One-quarter of the increase could be attributed to a boost in prescriptions and another 15 percent to the introduction of new biotechnology drugs since 1998, but the rest of the increase could not be explained, said drug safety expert Thomas J. Moore of the Institute for Safe Medication Practices in Huntingdon Valley, Pa.
The FDA and a trade group representing drug makers agreed that the number of reported adverse events had been increasing, but they attributed much of the rise to an increase in voluntary reporting of the events. Studies have estimated that from as few as 3 percent of adverse events to a maximum of about 33 percent have been reported to the FDA.

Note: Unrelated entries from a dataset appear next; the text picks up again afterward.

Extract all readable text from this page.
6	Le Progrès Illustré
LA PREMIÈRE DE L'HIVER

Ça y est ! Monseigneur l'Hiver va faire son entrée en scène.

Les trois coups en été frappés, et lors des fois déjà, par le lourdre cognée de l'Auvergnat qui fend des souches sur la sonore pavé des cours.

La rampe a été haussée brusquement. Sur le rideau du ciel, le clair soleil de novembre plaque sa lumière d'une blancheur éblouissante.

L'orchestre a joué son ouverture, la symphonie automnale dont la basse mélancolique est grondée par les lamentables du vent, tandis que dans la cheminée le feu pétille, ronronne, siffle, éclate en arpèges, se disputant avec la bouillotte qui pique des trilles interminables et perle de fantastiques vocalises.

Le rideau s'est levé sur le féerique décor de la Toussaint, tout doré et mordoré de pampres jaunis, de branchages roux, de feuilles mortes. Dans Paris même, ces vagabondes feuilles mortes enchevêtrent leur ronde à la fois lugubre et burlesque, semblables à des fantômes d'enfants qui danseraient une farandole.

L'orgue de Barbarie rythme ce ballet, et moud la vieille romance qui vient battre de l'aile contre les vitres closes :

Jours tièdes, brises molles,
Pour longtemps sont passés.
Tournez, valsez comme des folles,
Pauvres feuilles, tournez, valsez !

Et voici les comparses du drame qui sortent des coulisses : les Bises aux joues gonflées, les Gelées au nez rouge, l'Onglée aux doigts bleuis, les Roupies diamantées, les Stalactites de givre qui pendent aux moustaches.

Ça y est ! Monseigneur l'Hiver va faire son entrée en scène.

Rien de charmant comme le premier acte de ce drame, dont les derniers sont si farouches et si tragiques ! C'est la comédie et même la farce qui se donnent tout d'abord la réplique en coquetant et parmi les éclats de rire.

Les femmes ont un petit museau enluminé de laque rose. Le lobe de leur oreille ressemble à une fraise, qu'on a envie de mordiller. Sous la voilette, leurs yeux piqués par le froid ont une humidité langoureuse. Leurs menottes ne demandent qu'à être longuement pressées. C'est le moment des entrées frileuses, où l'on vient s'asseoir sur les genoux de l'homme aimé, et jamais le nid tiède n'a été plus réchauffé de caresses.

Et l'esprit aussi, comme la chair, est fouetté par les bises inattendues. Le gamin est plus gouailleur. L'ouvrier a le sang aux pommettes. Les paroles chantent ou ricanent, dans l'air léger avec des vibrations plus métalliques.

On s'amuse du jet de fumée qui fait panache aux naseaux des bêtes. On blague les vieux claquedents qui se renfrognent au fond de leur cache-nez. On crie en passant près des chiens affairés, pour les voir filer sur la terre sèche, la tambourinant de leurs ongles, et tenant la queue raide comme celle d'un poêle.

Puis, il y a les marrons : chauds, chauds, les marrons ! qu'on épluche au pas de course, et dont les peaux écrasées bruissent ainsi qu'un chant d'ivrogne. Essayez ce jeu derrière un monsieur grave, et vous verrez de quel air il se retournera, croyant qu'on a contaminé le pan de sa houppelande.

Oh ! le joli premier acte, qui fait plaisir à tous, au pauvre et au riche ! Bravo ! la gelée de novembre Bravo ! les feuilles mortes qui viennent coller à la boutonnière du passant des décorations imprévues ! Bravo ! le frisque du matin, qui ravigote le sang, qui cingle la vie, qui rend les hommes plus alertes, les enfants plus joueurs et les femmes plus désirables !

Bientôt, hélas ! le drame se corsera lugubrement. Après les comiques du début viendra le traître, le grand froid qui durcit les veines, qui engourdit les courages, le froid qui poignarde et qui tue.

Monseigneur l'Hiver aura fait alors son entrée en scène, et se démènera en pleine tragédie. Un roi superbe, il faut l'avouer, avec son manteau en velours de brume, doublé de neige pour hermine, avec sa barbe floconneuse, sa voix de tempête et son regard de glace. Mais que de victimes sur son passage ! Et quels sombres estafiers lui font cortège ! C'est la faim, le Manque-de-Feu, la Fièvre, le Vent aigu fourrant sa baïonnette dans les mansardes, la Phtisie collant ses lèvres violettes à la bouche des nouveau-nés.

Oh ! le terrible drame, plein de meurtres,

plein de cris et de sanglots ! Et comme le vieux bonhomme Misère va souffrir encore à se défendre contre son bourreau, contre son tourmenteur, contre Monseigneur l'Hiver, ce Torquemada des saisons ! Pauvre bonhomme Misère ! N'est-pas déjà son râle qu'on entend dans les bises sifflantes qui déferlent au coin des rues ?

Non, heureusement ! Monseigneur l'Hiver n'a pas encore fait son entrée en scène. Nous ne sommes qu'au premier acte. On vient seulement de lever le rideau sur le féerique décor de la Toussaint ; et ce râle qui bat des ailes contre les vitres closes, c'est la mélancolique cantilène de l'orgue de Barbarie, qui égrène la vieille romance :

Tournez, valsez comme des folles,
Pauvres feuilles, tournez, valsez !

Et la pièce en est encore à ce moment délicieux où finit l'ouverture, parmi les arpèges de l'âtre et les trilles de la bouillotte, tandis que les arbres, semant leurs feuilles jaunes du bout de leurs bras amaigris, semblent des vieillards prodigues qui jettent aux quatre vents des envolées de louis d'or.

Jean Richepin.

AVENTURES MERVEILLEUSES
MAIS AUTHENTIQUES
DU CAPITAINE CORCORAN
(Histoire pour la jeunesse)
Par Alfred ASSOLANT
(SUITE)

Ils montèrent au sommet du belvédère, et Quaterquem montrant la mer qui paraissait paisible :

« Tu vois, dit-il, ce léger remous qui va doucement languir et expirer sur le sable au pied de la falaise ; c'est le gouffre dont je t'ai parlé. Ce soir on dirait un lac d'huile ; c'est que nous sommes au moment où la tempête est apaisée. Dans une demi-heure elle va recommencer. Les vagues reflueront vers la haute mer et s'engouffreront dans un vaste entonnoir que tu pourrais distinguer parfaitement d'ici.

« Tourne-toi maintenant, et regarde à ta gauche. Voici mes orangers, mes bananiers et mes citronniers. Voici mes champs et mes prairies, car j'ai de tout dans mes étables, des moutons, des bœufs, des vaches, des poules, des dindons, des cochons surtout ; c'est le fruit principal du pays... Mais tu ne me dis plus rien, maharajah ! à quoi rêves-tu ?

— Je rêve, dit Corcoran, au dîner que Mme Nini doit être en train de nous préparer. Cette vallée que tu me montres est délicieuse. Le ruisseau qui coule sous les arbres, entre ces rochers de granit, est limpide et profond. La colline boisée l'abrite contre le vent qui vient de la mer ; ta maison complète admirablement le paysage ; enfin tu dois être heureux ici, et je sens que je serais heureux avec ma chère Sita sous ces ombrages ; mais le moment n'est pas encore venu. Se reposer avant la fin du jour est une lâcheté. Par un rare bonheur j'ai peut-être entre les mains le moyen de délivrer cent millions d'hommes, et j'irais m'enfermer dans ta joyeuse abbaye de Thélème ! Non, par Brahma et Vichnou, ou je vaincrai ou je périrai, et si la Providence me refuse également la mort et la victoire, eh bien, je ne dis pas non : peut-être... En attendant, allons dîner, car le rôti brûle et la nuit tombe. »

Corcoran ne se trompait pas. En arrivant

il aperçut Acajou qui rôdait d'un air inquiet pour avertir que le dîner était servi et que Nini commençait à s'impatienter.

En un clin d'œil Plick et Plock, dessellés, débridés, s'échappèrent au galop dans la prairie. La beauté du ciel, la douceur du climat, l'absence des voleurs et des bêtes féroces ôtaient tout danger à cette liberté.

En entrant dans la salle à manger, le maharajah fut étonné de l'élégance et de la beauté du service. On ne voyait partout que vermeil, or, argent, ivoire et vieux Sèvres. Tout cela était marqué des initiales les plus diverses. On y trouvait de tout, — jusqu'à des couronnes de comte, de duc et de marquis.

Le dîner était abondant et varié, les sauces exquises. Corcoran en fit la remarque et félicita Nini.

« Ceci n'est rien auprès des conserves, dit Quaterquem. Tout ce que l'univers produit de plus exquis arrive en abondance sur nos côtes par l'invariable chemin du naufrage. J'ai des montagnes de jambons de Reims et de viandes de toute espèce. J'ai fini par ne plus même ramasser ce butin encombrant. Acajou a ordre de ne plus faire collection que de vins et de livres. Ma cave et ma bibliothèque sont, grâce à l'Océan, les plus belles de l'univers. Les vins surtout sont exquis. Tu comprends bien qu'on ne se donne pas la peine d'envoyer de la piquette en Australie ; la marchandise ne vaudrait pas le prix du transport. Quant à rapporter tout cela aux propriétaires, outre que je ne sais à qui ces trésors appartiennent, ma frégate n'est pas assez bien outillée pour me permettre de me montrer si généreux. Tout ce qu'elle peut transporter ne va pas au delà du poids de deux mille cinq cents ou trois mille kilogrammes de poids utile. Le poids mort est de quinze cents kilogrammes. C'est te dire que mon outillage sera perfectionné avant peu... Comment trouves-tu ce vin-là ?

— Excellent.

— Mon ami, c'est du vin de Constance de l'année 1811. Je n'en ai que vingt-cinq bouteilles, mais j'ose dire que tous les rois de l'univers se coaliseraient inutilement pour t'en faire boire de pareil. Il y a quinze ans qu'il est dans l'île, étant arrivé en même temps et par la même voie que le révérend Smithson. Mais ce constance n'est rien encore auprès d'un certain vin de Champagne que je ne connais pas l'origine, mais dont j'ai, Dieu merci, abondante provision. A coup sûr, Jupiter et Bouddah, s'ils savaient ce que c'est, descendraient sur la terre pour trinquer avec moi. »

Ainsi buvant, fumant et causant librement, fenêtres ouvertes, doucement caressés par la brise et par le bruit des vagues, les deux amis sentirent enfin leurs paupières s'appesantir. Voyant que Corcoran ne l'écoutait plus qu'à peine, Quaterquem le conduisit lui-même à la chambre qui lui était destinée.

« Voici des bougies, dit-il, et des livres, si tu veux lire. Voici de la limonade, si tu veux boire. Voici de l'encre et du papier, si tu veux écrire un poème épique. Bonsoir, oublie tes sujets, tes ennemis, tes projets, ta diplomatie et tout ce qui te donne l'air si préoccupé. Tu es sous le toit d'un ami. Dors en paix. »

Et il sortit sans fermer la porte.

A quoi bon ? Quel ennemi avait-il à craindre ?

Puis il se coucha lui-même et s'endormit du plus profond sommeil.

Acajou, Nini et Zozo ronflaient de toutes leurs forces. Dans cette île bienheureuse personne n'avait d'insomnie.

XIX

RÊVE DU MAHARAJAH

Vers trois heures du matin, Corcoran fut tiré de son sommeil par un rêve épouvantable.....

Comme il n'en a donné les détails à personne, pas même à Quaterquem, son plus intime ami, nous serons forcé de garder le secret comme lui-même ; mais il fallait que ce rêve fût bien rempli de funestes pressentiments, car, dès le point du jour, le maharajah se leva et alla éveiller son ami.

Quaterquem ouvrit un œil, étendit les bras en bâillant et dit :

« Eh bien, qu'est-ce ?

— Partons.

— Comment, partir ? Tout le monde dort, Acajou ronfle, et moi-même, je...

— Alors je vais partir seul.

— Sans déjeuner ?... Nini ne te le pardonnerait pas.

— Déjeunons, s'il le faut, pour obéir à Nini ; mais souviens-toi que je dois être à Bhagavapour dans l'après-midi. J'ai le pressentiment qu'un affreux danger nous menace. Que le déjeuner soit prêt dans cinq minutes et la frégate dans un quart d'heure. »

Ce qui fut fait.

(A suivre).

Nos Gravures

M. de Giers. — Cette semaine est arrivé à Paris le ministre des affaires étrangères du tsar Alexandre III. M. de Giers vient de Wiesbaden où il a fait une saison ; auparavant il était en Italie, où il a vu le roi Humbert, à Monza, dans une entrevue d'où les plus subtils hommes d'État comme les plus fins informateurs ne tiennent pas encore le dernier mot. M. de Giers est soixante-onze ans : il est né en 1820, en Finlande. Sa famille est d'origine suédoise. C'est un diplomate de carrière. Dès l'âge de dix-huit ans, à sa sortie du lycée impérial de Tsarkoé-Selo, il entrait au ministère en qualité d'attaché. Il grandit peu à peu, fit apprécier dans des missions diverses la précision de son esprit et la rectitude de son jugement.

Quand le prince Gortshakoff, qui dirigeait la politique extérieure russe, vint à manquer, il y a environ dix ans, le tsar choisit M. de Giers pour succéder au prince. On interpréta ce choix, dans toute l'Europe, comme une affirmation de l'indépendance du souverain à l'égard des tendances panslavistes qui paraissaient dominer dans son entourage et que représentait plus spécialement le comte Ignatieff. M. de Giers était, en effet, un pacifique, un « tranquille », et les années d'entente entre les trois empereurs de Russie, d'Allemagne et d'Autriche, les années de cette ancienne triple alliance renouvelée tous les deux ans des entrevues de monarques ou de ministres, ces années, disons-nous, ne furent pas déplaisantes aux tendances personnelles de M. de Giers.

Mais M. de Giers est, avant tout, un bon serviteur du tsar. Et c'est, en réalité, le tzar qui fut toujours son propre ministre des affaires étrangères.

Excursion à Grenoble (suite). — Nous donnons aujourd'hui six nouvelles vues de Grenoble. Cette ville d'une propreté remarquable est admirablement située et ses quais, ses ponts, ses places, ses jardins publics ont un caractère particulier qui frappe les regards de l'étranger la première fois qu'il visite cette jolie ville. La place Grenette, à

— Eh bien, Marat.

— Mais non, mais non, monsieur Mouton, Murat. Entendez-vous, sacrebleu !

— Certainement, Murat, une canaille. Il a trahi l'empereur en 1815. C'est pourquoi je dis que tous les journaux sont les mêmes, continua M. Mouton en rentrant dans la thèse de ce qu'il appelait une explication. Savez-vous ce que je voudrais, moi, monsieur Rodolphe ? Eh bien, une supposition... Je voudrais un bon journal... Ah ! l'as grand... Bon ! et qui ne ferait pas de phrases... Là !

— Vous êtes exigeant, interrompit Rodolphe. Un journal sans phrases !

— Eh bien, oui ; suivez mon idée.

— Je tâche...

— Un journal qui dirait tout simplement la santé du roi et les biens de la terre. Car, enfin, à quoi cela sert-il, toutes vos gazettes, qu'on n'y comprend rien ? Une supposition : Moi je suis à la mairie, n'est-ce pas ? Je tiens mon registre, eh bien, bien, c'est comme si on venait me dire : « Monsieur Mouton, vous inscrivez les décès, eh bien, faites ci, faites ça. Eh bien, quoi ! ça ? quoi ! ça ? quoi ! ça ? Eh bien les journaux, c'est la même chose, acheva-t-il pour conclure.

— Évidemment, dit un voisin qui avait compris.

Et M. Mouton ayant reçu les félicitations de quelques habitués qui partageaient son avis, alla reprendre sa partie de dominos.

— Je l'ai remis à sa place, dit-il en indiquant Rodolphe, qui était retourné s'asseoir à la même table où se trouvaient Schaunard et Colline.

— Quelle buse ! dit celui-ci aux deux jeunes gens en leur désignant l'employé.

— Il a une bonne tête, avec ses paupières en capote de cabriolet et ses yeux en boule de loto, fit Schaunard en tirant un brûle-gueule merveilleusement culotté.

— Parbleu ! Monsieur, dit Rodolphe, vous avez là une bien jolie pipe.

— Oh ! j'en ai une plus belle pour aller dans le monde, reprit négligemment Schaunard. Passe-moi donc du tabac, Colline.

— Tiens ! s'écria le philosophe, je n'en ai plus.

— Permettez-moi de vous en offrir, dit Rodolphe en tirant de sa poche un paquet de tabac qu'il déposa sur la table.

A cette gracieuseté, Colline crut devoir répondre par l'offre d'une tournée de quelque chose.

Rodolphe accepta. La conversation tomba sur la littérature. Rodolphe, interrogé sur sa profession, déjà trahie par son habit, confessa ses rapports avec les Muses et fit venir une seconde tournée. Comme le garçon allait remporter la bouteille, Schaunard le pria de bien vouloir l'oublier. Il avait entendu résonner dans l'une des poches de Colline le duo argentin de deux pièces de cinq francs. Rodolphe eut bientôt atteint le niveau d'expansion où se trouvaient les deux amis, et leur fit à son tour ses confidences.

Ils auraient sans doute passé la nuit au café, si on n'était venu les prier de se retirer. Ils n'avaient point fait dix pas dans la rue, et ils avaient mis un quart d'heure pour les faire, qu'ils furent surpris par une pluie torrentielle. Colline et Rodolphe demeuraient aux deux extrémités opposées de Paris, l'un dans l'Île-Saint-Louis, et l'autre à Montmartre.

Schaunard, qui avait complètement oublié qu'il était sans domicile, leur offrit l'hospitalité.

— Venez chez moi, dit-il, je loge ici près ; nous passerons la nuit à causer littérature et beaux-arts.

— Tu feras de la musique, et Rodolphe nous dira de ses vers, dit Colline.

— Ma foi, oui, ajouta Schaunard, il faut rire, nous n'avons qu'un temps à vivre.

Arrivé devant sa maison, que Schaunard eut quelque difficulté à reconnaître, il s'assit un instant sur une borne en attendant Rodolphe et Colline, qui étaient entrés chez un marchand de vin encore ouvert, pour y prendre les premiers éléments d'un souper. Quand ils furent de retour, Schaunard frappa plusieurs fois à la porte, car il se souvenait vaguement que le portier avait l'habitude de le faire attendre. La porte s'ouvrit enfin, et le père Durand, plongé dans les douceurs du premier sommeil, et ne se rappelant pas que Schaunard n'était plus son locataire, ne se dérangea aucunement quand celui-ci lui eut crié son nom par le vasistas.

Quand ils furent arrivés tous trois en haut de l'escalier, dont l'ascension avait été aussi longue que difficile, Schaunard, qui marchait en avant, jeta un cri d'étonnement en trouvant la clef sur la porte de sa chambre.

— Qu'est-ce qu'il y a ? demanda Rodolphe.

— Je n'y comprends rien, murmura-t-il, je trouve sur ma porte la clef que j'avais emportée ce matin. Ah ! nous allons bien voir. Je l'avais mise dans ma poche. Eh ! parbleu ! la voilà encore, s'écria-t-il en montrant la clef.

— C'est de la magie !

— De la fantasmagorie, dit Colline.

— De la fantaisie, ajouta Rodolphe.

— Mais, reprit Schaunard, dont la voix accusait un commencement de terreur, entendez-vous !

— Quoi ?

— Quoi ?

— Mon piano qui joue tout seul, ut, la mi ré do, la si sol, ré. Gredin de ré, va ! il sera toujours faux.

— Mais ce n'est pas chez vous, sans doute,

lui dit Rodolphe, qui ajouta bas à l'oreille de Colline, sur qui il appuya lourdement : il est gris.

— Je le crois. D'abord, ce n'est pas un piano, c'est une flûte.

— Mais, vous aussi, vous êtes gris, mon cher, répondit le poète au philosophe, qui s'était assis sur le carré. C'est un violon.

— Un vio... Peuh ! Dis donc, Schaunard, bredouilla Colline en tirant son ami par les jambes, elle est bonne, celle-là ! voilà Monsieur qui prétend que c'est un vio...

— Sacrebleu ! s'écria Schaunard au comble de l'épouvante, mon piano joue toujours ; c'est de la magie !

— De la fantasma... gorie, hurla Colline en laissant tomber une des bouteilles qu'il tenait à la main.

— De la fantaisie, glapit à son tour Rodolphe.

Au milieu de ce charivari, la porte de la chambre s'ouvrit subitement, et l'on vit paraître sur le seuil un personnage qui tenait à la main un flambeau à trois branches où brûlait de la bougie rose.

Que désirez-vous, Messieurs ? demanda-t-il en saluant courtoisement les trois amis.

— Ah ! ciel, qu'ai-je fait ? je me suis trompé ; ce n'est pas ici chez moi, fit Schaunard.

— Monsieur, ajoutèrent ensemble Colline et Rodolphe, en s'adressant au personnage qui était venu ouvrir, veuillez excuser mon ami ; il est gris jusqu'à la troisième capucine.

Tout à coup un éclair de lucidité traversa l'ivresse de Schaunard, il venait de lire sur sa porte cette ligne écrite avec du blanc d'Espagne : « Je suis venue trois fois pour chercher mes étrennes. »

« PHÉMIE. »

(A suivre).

'There are clearly other factors responsible for this increase, such as the increase in public attention to drug safety and use of the Internet to make it easier for the public to ... report adverse events to the FDA,' said Gerald Dal Pan, director of the FDA's office of surveillance and epidemiology.
Moore and his colleagues analyzed all of the serious adverse-event drug reports submitted to the FDA through its Adverse Event Reporting System, commonly known as MedWatch reports. Physicians and the public submit reports to the FDA or to drug makers, which are then required to forward them to the FDA.
Adverse events are those defined as resulting in death, a birth defect, disability, hospitalization or requiring intervention to prevent harm.
The number of such events grew from 34,966 in 1998 to 89,842 in 2005. During the same period, the number of deaths rose from 5,519 to 15,105.
From 1998 to 2005, the number of prescriptions written each year grew 25 percent.
Women were involved in 55.5 percent of the events. A disproportionate share occurred among the elderly - a full third of events in a group that accounts for 12.6 percent of the population. Fewer events than expected occurred among children younger than 18 - 7.4 percent in a group that represents 25 percent of the population.
Five of the top six drugs causing deaths were painkillers: oxycodone, fentanyl, morphine, acetaminophen and methadone. The sixth was the anti-psychotic drug clozapine.
Among the drugs causing the most nonfatal adverse events were estrogens, insulin, interferon beta, paroxetine, clozapine, oxycodone, warfarin and fentanyl. Paroxetine is an antidepressant. Interferon beta is used to treat multiple sclerosis and cancer, and warfarin is an anti-clotting agent.